Dr. Andrew Wakefield Discusses his Controversial Work in New Book, "Callous Disregard"
Dr. Andrew Wakefield, author of the book Callous Disregard, was recently banned from practicing medicine in his native Britain for using unethical practices to carry out a landmark 1998 study that suggested further research be done on a link between the MMR vaccine and bowel disease and autism in children.
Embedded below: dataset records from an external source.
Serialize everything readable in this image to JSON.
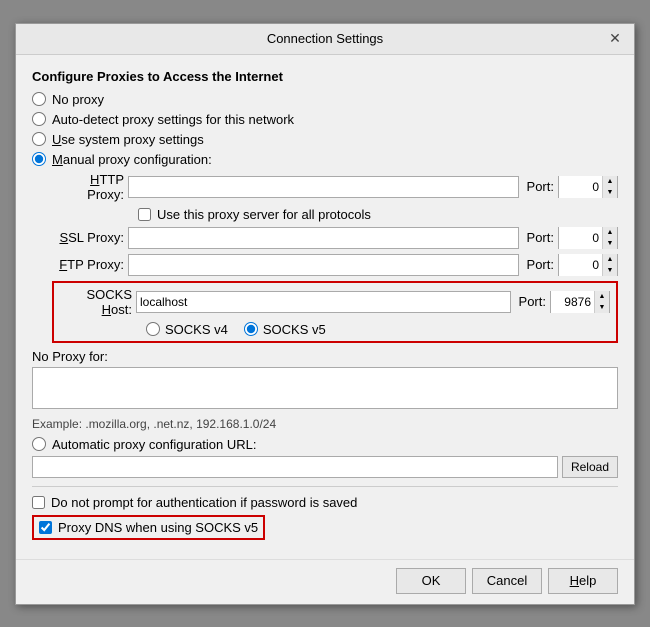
{
  "dialog": {
    "title": "Connection Settings",
    "close_label": "✕"
  },
  "section": {
    "configure_title": "Configure Proxies to Access the Internet"
  },
  "proxy_options": {
    "no_proxy": "No proxy",
    "auto_detect": "Auto-detect proxy settings for this network",
    "system_proxy": "Use system proxy settings",
    "manual_proxy": "Manual proxy configuration:"
  },
  "fields": {
    "http_proxy_label": "HTTP Proxy:",
    "http_proxy_value": "",
    "http_proxy_placeholder": "",
    "http_port": "0",
    "use_all_protocols": "Use this proxy server for all protocols",
    "ssl_proxy_label": "SSL Proxy:",
    "ssl_proxy_value": "",
    "ssl_port": "0",
    "ftp_proxy_label": "FTP Proxy:",
    "ftp_proxy_value": "",
    "ftp_port": "0",
    "socks_host_label": "SOCKS Host:",
    "socks_host_value": "localhost",
    "socks_port": "9876",
    "socks_v4_label": "SOCKS v4",
    "socks_v5_label": "SOCKS v5",
    "port_label": "Port:"
  },
  "no_proxy": {
    "label": "No Proxy for:",
    "value": ""
  },
  "example": {
    "text": "Example: .mozilla.org, .net.nz, 192.168.1.0/24"
  },
  "auto_proxy": {
    "label": "Automatic proxy configuration URL:",
    "value": "",
    "reload_label": "Reload"
  },
  "bottom": {
    "no_prompt": "Do not prompt for authentication if password is saved",
    "proxy_dns": "Proxy DNS when using SOCKS v5"
  },
  "buttons": {
    "ok": "OK",
    "cancel": "Cancel",
    "help": "Help"
  }
}
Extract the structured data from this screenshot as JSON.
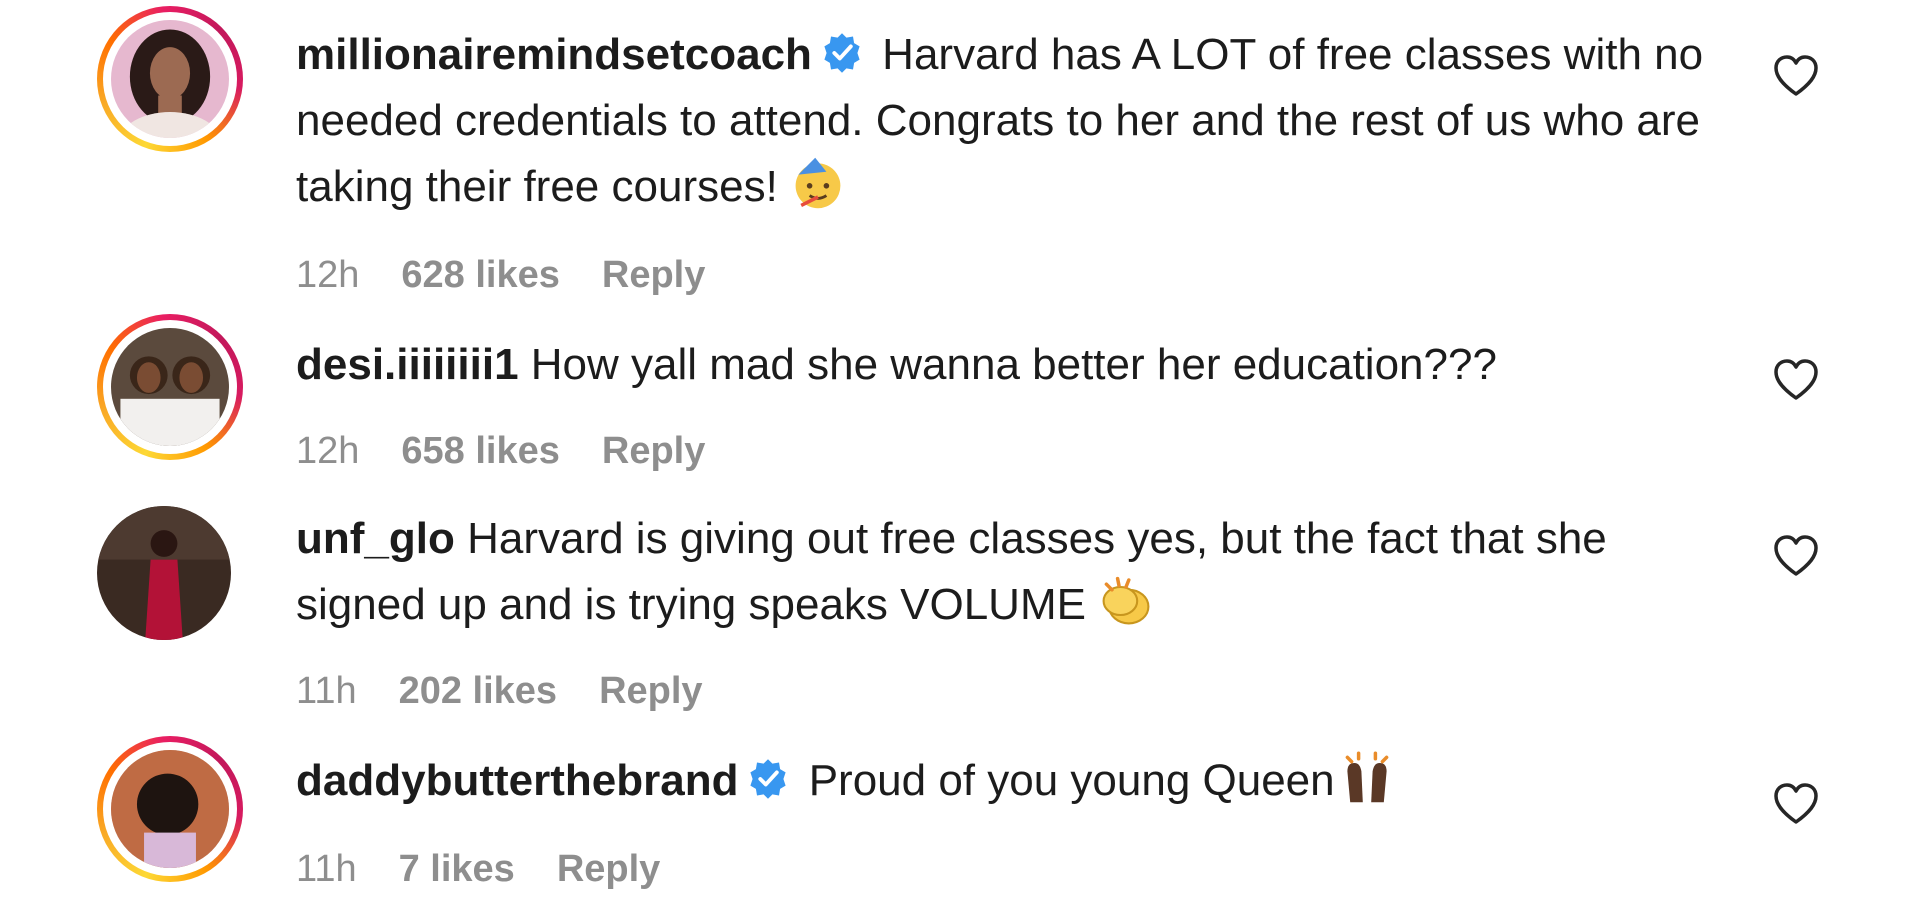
{
  "comments": [
    {
      "username": "millionairemindsetcoach",
      "verified": true,
      "text": "Harvard has A LOT of free classes with no needed credentials to attend. Congrats to her and the rest of us who are taking their free courses!",
      "emoji": "partying-face-emoji",
      "time": "12h",
      "likes": "628 likes",
      "reply": "Reply"
    },
    {
      "username": "desi.iiiiiiii1",
      "verified": false,
      "text": "How yall mad she wanna better her education???",
      "time": "12h",
      "likes": "658 likes",
      "reply": "Reply"
    },
    {
      "username": "unf_glo",
      "verified": false,
      "text": "Harvard is giving out free classes yes, but the fact that she signed up and is trying speaks VOLUME",
      "emoji": "clapping-hands-emoji",
      "time": "11h",
      "likes": "202 likes",
      "reply": "Reply"
    },
    {
      "username": "daddybutterthebrand",
      "verified": true,
      "text": "Proud of you young Queen",
      "emoji": "raising-hands-emoji",
      "time": "11h",
      "likes": "7 likes",
      "reply": "Reply"
    }
  ],
  "colors": {
    "verified_blue": "#3897f0",
    "meta_gray": "#8e8e8e",
    "text": "#1c1c1c"
  },
  "icons": {
    "like": "heart-outline-icon",
    "verified": "verified-badge-icon"
  }
}
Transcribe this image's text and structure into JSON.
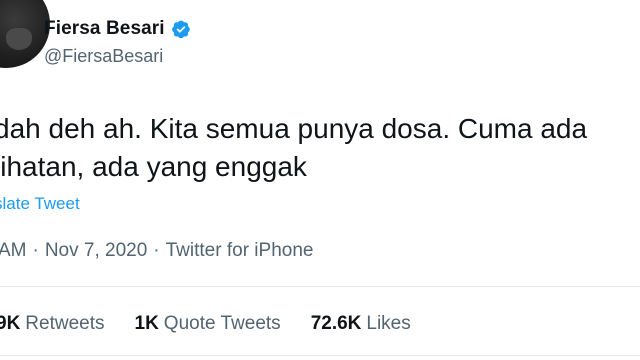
{
  "author": {
    "name": "Fiersa Besari",
    "handle": "@FiersaBesari",
    "verified_icon": "verified-badge-icon"
  },
  "tweet": {
    "text_line1": "dah deh ah. Kita semua punya dosa. Cuma ada",
    "text_line2": "lihatan, ada yang enggak",
    "translate_label": "slate Tweet"
  },
  "meta": {
    "time": "AM",
    "separator1": "·",
    "date": "Nov 7, 2020",
    "separator2": "·",
    "source": "Twitter for iPhone"
  },
  "stats": {
    "retweets_count": "9K",
    "retweets_label": "Retweets",
    "quotes_count": "1K",
    "quotes_label": "Quote Tweets",
    "likes_count": "72.6K",
    "likes_label": "Likes"
  },
  "colors": {
    "link_blue": "#1d9bf0",
    "muted_gray": "#536471",
    "text_dark": "#0f1419"
  }
}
“We did our jobs as physicians,” Wakefield told Imus today. “We listened to parents of damaged children, we listened to parents who had been previously ignored by the medical profession, largely of kids who had received the vaccine, had previously been normal, had regressed into autism, and developed bowel problems.”
He took the vaccine issue very seriously, and defended his decision to investigate it. “I’m afraid calling into question the safety of vaccines it killing the sacred calf,” he observed.
A gastroenterologist by training, Wakefield knew little about autism when he began his work, but found himself treating kids with terrible bowel problems: diarrhea 12 times a day, bloating, and pain.
“In the U.K., what seemed to be the triggering factor was the MMR vaccine,” he said, using the common abbreviation for the measles-mumps-rubella shot that is administered at 12-15 months of age.
It does not contain the troublesome mercury preservative thimerasol, but the MMR shot is give after several vaccinations that do contain the toxin, which is known to damage the immune system and the brain.
“So the question is, is it a combination of the vaccines that children receive, culminating in, for example, an MMR vaccine at 15 months that just tips them over the edge?” asked Wakefield. “We don’t know, but that is a very reasonable hypothesis. It’s consistent with what we know about these toxins, and it is certainly something that has to be investigated, but has not to date been adequately investigated.”
Contrary to rumor, Wakefield’s Lancet study never claimed a definitive link between the MMR vaccine and autism. “The paper was a very simple paper,” he said. “It simply reported the history of the children according to their parents. It made no claims except for the fact that we had observed a new bowel disease in these children.”
He will defend to the grave the decision to explore those parents’ claims. “We found a bowel disease that was treatable, and that made the lives of these children very much better,” said Wakefield.
The point of his paper, as with any published study, was merely to put a new idea out there, something Wakefield said all journals should be doing. The vaccine issue blew up, he said, when a freelance journalist concocted “a most extraordinary” claim that the Lancet paper was funded by lawyers.
At that point, Wakefield continued, “in order to put clear blue water between them and the contentious issue of MMR vaccines causing autism,” Lancet argued for a partial retraction of the paper, a ludicrous notion, in Wakefield’s view.
“We never made that claim in the paper,” he said. “It was logically impossible to retract it.”
Wakefield defended the so-called “unethical” clinical practices that caused his medical license to be revoked, telling Imus the children with bowel problems were “diligently and appropriately investigated.” The only whiff of unethical behavior happened at a birthday party for Wakefield’s son, where parents gave full consent for their healthy children’s blood to be drawn and used for comparison to the unhealthy children in the study.
“The essence of ethical medical practice is fully informed consent, and that is what we had,” he said. “We did not have ethical approval, and that was naïve on my part. That does not make it unethical.”
In reading the medical board’s review of his case, it was clear to Wakefield that his guilty verdict was determined long before any evidence was offered to the contrary. And unlike other studies that aim to establish a connection between vaccines and health problems in children, Wakefield’s 1998 study has been replicated five times: in Italy, the United States, Venezuela, and twice in Canada.
Rather than dwell on his own problems, Wakefield is ardently encouraging a policy of safety first when it comes to vaccines. “The American public needs to think critically about vaccines,” he said. “Do not take what your doctor says or what the CDC says as just fact.”
He emphasized that he is not anti-vaccine, just pro-safety. “No one can aruge with that,” he said. “When you’re going to give millions of children around the world all these vaccines, then you need to be absolutely certain that what you’re doing is safe.”
Naturally, after nearly 15 minutes of cerebral discussion, Imus was stuck on silly minutiae. “When you were taking the blood from the kids,” he said, referring to Wakefield’s son’s birthday party. “Were you in a clown outfit?”
Note to the I-Man: one needn’t wear a clown outfit to be deemed a clown. A cowboy hat will suffice.